There were 1,132 households, out of which 38.3% had children under the age of 18 living with them, 58.9% were married couples living together, 14.3% had a female householder with no husband present, and 23.3% were non-families. 20.4% of all households were made up of individuals, and 11.5% had someone living alone who was 65 years of age or older. The average household size was 2.92 and the average family size was 3.41.

In the city, the population was spread out, with 30.0% under the age of 18, 8.6% from 18 to 24, 27.2% from 25 to 44, 21.3% from 45 to 64, and 12.9% who were 65 years of age or older. The median age was 34 years. For every 100 females, there were 93.0 males. For every 100 females age 18 and over, there were 89.3 males.
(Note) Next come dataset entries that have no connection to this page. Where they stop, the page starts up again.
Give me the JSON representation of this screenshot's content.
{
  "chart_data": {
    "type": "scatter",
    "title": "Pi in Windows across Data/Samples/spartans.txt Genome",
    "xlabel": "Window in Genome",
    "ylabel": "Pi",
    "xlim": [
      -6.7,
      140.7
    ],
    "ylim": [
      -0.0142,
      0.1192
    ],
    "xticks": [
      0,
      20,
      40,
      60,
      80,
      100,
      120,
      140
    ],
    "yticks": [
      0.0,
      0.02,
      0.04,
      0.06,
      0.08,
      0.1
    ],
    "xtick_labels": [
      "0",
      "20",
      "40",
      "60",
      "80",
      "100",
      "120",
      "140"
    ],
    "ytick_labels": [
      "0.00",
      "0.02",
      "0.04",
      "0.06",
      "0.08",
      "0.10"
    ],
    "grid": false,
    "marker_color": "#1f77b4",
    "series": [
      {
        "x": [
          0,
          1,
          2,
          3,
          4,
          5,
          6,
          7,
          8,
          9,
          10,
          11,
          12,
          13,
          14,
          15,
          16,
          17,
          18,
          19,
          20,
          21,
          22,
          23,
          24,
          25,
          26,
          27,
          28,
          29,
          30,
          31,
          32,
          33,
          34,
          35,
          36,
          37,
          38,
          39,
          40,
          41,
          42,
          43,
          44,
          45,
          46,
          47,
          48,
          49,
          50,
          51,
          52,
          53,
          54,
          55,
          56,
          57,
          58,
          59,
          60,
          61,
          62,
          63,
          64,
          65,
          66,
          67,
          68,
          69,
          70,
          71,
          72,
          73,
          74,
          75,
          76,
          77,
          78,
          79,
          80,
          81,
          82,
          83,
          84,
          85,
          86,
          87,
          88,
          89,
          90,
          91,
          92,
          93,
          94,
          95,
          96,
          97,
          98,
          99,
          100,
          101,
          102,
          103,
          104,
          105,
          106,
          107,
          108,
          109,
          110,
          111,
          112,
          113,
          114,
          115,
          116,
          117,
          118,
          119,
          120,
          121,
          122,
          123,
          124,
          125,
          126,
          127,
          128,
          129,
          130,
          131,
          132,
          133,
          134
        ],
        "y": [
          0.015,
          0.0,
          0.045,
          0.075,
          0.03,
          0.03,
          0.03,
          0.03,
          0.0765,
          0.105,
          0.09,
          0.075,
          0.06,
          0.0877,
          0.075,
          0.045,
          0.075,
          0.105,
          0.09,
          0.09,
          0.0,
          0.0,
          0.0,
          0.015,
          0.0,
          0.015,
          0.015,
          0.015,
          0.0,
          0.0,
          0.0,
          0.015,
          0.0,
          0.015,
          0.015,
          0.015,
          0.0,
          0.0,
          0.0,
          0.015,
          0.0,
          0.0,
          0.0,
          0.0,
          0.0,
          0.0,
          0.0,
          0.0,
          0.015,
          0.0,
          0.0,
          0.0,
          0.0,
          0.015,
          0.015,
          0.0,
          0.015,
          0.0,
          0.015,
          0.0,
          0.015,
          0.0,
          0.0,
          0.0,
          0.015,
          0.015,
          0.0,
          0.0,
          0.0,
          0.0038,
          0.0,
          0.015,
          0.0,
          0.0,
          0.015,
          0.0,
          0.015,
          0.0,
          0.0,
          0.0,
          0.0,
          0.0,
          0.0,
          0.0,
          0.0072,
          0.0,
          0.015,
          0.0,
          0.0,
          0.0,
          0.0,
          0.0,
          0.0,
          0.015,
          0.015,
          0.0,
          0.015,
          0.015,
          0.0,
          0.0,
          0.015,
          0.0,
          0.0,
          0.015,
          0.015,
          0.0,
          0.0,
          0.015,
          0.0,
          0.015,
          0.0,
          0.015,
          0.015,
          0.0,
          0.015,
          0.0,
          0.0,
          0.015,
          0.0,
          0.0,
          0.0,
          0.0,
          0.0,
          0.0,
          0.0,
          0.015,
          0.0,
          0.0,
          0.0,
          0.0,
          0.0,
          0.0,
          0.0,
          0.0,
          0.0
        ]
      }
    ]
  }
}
The median income for a household in the city was $35,434, and the median income for a family was $41,250. Males had a median income of $30,469 versus $22,316 for females. The per capita income for the city was $14,974. About 12.2% of families and 14.1% of the population were below the poverty line, including 17.6% of those under age 18 and 13.5% of those ages 65 or over.

==Education==
The City of Bishop is served by the Bishop Consolidated Independent School District, which has five schools:
- Bishop High School (Grades 9–12)
- Luehrs Junior High School(Grades 6–8)
- Bishop Elementary School(Grades 4–5)
- Bishop Primary School (Grades PK–3)
- Petronila Elementary School(Grades PK–5)

The BCISD now has a new high school building that opened in the fall of 2010, shifting the high school to this new location and moving Luehrs Junior High into the former high school building. The former Luehrs Junior High building was demolished and tennis courts for the district's students were put in its previous location.

Del Mar College is the designated community college for all of Nueces County.

==Transportation==
The Bishop Municipal Airport is located 3 nmi northeast of Bishop's central business district.